Yes, part of the settlement, but not exactly for the reasons stated. The massive shorting had broken the clause and made it unsustainable. The NASDAQ rules allowed them to recharacterize it, reasonably so. It had been a favorable financing arrangement premises on a baseline share price range. Shorts broke it, as I’ve seen them do multiple times to other companies as well with that kind of shorting vulnerability. It was a pwrfectly legal and normal transaction and series of transactions, but shorts love to break companies and NASDAQ is not particularly helpful or sympathetic when that happens. It’s a roll of the dice..

Poor Man -

04/29/19 6:40 PM

#224696 RE: beartrap12 #224613

Right BearTrap.
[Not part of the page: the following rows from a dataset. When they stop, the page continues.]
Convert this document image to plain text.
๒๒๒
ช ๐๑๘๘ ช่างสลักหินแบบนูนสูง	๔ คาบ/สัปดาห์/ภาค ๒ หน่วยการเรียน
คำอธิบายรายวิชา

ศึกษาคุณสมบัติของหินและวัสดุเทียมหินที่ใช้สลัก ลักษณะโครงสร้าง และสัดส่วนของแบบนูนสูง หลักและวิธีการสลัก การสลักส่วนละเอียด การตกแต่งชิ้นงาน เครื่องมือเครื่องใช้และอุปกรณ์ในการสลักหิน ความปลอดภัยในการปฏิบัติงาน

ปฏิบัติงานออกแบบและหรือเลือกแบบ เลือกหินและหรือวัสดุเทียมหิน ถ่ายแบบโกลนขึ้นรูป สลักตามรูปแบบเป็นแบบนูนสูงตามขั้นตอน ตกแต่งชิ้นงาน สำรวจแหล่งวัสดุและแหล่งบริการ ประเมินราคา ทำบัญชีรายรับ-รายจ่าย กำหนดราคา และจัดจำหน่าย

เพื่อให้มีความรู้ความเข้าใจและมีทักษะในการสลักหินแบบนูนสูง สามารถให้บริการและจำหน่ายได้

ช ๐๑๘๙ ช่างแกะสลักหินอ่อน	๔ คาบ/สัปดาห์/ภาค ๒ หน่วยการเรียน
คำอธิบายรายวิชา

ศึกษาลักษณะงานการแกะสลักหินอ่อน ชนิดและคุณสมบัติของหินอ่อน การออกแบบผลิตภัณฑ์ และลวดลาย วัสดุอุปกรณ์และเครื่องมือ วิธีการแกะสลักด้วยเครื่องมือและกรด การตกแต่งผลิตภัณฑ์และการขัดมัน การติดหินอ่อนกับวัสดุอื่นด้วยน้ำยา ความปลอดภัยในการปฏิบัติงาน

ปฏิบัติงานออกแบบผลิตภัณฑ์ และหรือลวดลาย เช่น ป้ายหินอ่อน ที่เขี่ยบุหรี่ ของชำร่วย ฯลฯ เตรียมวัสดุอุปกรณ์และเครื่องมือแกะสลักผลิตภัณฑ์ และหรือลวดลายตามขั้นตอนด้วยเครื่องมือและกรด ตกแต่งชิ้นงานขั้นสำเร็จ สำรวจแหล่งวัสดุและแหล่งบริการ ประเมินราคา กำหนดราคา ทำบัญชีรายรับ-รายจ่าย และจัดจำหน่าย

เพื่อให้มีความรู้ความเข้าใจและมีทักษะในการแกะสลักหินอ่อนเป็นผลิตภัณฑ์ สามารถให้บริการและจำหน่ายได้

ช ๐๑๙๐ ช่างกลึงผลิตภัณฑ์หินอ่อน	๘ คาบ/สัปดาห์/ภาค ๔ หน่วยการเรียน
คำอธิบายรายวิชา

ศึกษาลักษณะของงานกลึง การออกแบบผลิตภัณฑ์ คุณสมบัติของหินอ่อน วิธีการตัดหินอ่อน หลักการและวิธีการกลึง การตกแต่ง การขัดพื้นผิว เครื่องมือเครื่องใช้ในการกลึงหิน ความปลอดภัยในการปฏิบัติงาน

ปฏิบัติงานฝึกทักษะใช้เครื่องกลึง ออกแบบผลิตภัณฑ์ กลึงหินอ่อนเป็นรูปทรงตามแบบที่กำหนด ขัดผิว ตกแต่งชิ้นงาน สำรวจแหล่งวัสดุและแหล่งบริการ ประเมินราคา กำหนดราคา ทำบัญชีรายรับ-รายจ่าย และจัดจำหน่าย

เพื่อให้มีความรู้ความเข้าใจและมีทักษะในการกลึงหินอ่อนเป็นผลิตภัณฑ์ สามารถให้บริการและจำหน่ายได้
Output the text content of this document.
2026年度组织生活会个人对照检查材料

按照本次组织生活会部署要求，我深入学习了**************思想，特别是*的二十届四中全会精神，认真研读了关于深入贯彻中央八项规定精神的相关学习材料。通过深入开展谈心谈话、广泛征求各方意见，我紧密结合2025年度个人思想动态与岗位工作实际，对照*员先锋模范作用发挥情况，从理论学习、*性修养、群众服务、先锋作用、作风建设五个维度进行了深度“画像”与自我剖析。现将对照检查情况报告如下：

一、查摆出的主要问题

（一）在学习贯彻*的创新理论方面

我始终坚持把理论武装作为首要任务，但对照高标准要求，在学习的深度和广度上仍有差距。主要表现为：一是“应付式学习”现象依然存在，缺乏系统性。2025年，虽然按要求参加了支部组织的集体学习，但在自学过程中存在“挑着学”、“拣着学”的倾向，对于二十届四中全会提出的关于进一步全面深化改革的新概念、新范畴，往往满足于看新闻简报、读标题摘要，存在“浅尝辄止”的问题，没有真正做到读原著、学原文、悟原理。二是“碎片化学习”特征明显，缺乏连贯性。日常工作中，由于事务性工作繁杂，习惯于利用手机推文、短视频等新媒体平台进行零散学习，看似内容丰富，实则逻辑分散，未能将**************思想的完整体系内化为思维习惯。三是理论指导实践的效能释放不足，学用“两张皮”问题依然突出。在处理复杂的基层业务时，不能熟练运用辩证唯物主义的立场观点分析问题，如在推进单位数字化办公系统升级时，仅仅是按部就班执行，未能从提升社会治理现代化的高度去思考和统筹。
I didn't word my comment properly. I just meant that NWBO still applied the same method for making payments in shares (plus warrants) in lieu of cash to settle their obligations with Cognate just prior to its sale. Agreed, the MFN non-compliance issue had already been resolved at the insistence of Nasdaq, and would have been moot anyway since the company delisted.

As an aside, the exchange of shares in consideration for services between three related parties that included NWBO, Cognate and Toucan is what likely drew the attention of the SEC, and why they insisted on interviewing parties from all three entities.

Not quite right, Poor Man. MFN status was ended before the Cognate sale and shares returned to NWBO as part of a settlement agreement. This was a positive outcome for longs.
This is from Senti:
Quote:
Apparently Nasdaq did not like certain aspect of the NWBO - Cognate relationship, as they made Cognate return some of the stock they'd received under a "most favored nation" status clause.



I wrote:

Some may recall that payments between NWBO and Cognate were in the form of discounted shares and MFN conditions, which was the genesis of the problems with Nasdaq - those payments in shares continued until shortly before Cognate was sold.